The minister tasked with setting up Scotland’s deposit return scheme has declared the UK Government is showing “utter disregard” for devolution by suggesting Scotland could pilot a UK-wide scheme instead.
Circular economy minister Lorna Slater said the move was treating the Scottish Parliament with contempt and undermines the Scottish Government’s efforts to protect the environment.
Her claim comes as former SNP minister Fergus Ewing said the Scottish Government's response should be “a rational one, not a political one” as he described the steps proposed by the UK Government as a “very serious offer”.
UK ministers are expected to make an announcement soon on whether or not Scotland can be exempted from the UK-wide Internal Market Act to allow a deposit return scheme (DRS) to start next year. But it is now understood the UK Government could issue a conditional agreement to allow Scotland to pilot a UK-wide scheme.
The DRS would see 20p added onto the price of a single-use drinks container, which can be refunded when the container is returned to a retailer or hospitality venue.
However, concerns have been raised this could create a trade barrier between Scotland and England as the scheme would be introduced north of the border before similar initiatives in England, Wales and Northern Ireland.
Given its possible implications for businesses in the rest of the UK, Westminster needs to grant the Scottish Government an exemption to Internal Market Act before the DRS can go ahead. It is still unclear if the decision to grant Scotland the ability to try out a UK-wide scheme will give the SNP-Green government enough flexibility to press ahead with it.
UK ministers are also expected to say glass should be excluded, despite this being a key part of the Scottish proposals. Other conditions are likely to be standardising the deposit charge, bar codes and labelling across the UK.
And the UK Government may insist on a reciprocal membership system so businesses that join anywhere in the UK are automatically signed up across Britain.
Ms Slater, who is also co-leader of the Scottish Greens, said ministers in Holyrood had not yet received a note of the UK Government’s decision.
She said: “If press reports are accurate, this would be an 11th-hour decision from the UK Government to unilaterally remove glass from Scotland’s deposit return scheme, which would ride roughshod over the devolution settlement, undermine our efforts to protect our environment and reduce climate emissions.
“We can see no justification for their reported actions, which would undermine their own climate targets.”
She said if glass was removed, it would mean 600 million bottles would be excluded from the scheme in Scotland, despite millions of pounds being invested in preparation for them being included.
“We remain committed to the delivery of a successful deposit return scheme, but we would need to fully consider the implications for the successful delivery of the scheme and discuss these with businesses and delivery partners,” she said. “I intend to provide an update to Parliament as soon as possible.”
Mr Ewing has repeatedly said he is against his party’s own proposals and has called for the scheme to be halted. The Inverness and Nairn MSP told The Scotsman: “I have argued that a UK-wide scheme and the exclusion of glass were both sensible steps. This is a very serious offer that could eliminate some of the most glaring defects.
“I have been warning the Scottish Government it would be defective and I have been doing so for two years. That is why I started to speak out and it seems the chickens are coming home to roost.”
Mr Ewing said he did, however, worry a decision to remove glass from Scotland’s DRS could have an impact on jobs that have so far been created for this scheme, including civil servants who are working on introducing it north of the border.
In response to Ms Slater’s comments saying the intervention would be an attack on Scottish devolution, Mr Ewing said: “The Government’s response should be a rational one, not a political one.
“It is about time the Scottish Government addressed this with reasoned argument and left rhetoric out of the room for a while. That is what businesses in Scotland want.”
Dr Kat Jones, director of the Association for the Protection of Rural Scotland, said: “This would be a Westminster attempt to put a spanner in the works of the Scottish deposit return scheme, and should send a chill down the spine of anyone hoping for environmental progress through devolution.

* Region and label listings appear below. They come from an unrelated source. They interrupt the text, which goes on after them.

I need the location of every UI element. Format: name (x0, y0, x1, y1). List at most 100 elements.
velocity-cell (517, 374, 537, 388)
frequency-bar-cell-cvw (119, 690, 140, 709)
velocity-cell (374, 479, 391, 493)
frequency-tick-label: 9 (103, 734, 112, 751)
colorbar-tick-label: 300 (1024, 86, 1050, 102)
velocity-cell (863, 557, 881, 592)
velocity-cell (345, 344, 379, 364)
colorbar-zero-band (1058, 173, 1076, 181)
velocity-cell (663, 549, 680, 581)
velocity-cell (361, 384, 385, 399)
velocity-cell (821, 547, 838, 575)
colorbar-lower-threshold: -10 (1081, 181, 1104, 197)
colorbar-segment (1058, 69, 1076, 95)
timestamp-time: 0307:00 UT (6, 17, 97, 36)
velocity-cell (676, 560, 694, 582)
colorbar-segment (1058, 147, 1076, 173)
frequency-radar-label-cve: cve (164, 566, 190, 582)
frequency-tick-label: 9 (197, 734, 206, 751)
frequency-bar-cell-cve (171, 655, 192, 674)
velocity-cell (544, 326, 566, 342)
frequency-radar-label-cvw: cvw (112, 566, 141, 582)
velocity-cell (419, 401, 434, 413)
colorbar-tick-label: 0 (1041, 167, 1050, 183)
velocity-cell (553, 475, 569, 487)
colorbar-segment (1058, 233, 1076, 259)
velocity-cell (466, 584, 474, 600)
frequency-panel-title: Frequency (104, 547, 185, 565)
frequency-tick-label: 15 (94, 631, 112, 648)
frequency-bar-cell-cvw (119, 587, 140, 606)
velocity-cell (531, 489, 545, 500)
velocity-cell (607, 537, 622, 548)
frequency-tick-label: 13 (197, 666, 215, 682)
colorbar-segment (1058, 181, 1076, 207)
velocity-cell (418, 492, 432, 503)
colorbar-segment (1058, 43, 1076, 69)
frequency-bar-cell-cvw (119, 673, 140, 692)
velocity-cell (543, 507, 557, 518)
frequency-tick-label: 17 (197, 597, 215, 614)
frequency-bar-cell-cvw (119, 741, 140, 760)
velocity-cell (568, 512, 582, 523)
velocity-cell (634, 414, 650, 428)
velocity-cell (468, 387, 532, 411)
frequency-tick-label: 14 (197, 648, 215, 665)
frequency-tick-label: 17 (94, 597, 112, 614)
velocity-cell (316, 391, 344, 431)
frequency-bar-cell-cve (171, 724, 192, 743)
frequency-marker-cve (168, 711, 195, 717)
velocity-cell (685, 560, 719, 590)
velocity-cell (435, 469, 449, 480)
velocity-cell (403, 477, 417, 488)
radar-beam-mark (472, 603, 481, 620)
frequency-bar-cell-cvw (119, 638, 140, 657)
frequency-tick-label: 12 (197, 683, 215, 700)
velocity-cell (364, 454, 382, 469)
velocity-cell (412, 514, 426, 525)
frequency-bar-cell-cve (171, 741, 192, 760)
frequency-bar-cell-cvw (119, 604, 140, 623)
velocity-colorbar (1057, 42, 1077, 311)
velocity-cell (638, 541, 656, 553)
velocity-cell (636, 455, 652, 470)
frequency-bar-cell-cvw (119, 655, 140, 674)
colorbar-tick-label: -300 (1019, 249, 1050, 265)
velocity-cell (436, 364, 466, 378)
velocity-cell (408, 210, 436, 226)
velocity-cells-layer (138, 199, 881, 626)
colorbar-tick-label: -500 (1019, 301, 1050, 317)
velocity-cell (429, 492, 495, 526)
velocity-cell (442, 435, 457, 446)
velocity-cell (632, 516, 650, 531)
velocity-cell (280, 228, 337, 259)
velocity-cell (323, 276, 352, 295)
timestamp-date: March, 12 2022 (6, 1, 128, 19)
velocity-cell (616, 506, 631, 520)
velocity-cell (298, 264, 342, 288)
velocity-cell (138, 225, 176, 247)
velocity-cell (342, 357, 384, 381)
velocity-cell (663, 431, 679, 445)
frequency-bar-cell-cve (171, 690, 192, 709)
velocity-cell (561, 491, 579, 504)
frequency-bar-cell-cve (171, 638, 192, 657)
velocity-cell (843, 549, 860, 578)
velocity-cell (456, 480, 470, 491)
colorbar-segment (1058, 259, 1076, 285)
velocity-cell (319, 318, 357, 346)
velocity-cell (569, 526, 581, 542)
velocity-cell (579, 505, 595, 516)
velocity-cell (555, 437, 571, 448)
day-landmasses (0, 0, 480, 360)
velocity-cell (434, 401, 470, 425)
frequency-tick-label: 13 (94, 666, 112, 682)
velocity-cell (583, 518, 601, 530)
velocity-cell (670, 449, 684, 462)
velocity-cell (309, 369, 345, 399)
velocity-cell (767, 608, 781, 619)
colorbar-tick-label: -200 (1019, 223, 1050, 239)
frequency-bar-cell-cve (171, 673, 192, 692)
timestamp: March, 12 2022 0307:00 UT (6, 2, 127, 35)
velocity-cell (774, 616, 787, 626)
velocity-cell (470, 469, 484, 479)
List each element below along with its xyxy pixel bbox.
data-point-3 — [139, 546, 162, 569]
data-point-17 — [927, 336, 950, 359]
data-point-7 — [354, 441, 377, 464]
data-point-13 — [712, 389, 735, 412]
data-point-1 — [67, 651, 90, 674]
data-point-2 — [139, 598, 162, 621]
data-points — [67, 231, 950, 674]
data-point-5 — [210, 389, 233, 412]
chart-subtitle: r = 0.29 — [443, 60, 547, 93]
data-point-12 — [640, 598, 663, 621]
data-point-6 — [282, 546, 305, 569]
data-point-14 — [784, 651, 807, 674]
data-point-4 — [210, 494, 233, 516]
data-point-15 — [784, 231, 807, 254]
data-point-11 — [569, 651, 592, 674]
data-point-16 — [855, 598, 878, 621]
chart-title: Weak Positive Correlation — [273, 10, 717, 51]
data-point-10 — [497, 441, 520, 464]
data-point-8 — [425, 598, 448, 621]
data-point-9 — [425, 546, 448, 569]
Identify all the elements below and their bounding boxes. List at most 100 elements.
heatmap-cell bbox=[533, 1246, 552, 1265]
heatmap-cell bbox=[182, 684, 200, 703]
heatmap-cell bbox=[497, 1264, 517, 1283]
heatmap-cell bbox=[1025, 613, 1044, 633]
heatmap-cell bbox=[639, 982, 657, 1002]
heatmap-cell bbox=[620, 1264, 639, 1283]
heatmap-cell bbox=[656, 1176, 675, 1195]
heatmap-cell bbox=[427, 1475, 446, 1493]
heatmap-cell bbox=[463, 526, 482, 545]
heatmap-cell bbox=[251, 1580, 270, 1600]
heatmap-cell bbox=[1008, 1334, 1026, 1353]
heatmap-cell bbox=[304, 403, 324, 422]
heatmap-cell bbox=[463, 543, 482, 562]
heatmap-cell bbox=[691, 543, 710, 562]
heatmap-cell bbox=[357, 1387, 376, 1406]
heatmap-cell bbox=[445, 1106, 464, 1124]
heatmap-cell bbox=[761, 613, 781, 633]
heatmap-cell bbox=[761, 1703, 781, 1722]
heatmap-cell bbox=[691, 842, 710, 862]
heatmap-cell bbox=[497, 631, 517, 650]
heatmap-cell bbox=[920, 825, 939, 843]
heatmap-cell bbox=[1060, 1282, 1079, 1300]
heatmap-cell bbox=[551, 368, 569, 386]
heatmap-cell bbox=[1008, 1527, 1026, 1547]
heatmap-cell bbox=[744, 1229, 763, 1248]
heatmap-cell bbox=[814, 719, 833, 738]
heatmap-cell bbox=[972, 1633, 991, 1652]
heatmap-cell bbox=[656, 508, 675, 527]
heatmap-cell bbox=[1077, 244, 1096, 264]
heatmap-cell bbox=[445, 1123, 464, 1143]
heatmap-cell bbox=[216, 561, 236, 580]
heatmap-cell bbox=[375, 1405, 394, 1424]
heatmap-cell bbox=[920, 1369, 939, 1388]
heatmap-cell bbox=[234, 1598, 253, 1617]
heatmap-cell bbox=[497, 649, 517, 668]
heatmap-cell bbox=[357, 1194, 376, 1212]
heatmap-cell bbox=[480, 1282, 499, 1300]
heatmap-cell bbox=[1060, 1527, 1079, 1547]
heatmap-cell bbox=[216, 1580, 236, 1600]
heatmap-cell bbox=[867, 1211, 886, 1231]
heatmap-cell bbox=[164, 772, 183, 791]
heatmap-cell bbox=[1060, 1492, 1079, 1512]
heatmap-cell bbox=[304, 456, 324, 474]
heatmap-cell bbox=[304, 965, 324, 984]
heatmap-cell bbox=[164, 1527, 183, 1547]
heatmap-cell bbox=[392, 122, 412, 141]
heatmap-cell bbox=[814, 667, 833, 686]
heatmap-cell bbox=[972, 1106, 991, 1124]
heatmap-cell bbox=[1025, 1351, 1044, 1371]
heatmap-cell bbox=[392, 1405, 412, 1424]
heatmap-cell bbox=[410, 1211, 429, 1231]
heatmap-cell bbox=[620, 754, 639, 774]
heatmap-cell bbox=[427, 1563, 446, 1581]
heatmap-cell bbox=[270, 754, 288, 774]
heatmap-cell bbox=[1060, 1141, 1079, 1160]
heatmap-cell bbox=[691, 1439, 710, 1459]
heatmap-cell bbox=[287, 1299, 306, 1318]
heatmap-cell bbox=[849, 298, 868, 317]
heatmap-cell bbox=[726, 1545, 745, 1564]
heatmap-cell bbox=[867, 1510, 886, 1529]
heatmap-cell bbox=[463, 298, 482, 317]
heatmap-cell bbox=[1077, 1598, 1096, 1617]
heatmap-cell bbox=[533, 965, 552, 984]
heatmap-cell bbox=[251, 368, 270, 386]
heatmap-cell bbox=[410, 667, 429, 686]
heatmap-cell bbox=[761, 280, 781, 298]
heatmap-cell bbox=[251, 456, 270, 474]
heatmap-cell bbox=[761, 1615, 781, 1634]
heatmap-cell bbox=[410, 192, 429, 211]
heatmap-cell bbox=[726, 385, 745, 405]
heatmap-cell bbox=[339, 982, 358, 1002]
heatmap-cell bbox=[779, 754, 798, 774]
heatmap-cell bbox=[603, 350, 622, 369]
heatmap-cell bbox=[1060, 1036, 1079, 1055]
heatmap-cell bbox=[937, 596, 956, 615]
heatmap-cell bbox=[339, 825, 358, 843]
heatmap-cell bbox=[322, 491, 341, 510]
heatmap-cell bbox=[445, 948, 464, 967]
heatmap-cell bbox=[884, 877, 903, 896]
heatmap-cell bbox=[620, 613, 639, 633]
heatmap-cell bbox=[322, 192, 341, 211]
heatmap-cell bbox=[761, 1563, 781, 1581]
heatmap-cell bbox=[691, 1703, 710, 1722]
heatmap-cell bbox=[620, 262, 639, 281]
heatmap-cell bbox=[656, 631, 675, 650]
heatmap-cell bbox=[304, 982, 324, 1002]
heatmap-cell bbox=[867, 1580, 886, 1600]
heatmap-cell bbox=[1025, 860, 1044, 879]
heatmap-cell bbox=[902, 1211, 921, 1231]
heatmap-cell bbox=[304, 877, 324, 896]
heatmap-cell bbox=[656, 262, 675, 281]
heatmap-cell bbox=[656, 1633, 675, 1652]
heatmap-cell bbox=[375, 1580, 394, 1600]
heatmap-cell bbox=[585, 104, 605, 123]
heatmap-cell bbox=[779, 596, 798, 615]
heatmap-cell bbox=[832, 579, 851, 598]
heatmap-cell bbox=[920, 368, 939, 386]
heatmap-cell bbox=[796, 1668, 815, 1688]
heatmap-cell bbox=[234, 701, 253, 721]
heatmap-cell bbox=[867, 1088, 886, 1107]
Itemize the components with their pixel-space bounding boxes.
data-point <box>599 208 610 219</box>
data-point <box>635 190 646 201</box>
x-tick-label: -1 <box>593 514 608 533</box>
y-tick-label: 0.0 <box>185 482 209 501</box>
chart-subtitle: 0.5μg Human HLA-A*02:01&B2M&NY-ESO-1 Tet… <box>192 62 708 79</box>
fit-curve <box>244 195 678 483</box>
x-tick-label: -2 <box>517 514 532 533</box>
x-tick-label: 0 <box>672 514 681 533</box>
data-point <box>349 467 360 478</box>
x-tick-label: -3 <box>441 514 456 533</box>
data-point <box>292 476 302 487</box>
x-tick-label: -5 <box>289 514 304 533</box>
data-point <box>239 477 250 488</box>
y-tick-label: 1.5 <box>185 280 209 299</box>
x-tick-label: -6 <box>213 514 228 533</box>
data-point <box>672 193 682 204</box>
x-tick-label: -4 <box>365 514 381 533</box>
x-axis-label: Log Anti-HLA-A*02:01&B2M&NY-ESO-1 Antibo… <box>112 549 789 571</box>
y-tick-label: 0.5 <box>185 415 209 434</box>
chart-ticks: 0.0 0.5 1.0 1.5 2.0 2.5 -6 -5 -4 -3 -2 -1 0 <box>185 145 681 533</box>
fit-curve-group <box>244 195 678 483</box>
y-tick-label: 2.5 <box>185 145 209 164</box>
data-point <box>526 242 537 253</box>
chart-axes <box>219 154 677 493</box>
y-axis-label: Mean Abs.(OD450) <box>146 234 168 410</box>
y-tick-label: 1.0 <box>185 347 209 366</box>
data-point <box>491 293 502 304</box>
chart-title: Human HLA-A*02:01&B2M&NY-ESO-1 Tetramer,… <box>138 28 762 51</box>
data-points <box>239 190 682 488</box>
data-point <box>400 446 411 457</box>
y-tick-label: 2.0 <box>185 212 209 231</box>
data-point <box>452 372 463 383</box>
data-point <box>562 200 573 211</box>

“Removing glass from the Scottish system would leave a costly and dangerous burden on councils, climate and our countryside.”
Earlier this month Ms Slater said the scheme could even be axed if the Scottish Government was not granted an exemption from the Internal Market Act.
The scheme had been due to start in August, but was pushed back by six months while the UK Government considers the Internal Market Act exemption request.
Blair Bowman, a whisky consultant and vocal DRS critic, backed the UK Government’s proposal, saying: “If it is to work, it needs to be UK-wide. Drinks producers trade across the UK, so why on earth would you create separate deposit return schemes?
“That has been the message since day one and it is ridiculous it has taken until now to put that in.”
Colin Wilkinson, managing director of the Scottish Licensed Trade Association, said: “We always said that any deposit return scheme should be UK-wide and without glass and include a standardised deposit charge, barcodes and labelling across the UK.
“This is another twist in the ongoing deposit return scheme farce where producers, suppliers, and the retail and hospitality sectors are the collateral damage, left in limbo as to what a scheme will finally look like or if it even goes ahead at all.
“What we need now is a clear path forward and it is imperative that we get clarity on what is happening as soon as possible.”